Suppose $1<p<\infty$.
A linear operator $T \colon L^p(\Omega)\to L^p(\Omega)$ is positive if $f \geq 0$ imply $T(f)\geq 0$ (where $\Omega$ is a measure space).
1) Does there exist a positive operator $T \colon L^p(\Omega)\to L^p(\Omega)$ which is not bounded?
2) Does there exist a positive bounded operator $T \colon L^p(\Omega)\to L^p(\Omega)$ which does not induce a bounded operator on $L^\infty(\Omega)$?
1) No, every such operator is bounded. For simplicity, I assume that all functions are real-valued.
If $T$ is not bounded, there is a sequence $f_n$ with $\Vert f_n \Vert_p \leq 2^{-n}$ and $\Vert Tf_n\Vert_p \geq 2^n$ (why?).
Then Fatou's Lemma (or monotone convergence) shows $f :=\sum_n |f_n|\in L^p$ with $\Vert f\Vert_p \leq 1$.
But $|f_n|\leq |f|=f$, which yields (why?) $|Tf_n|\leq Tf$. But for $n\to\infty$, this contradicts the fact that $Tf\in L^p$, because $\Vert Tf_n\Vert_p \to \infty$.
2) There is such an example, consider $p=2$, $\Omega =(1,\infty)$ with Lebesgue measure and
$$ Tf := \int_1^\infty f(x) \cdot x^{-3/4}\,dx \cdot \chi_{(1,2)}, $$
where $\chi_A$ is the indicator function of the set $A$.

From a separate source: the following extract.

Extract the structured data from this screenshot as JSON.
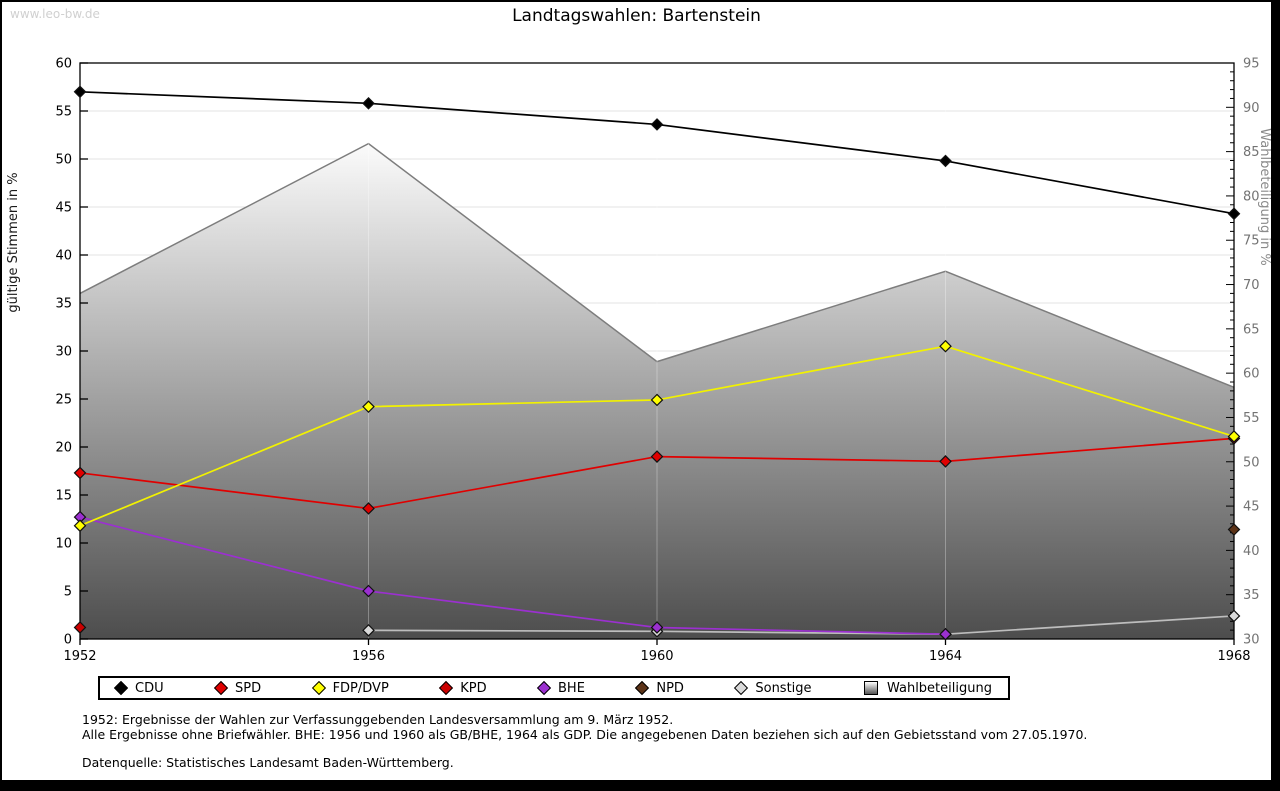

I leave it to you to verify the details. The main observation is $x^{-3/4}\in L^2\setminus L^1$.
There is an analogous counterexample in the case $\mu(\Omega) < \infty$. Take $\Omega = (0,1)$ with the usual Lebesgue measure and
$$ Tf := \int_0^1 f(x) \, dx \cdot x^{-1/2}. $$
Then $T : L^1 \to L^1$ is well-defined and bounded (because of $x^{-1/2} \in L^1$) and a positive operator, but $Tf : L^\infty \to L^\infty$ is not even well-defined, because $x^{-1/2}$ is not (essentially) bounded.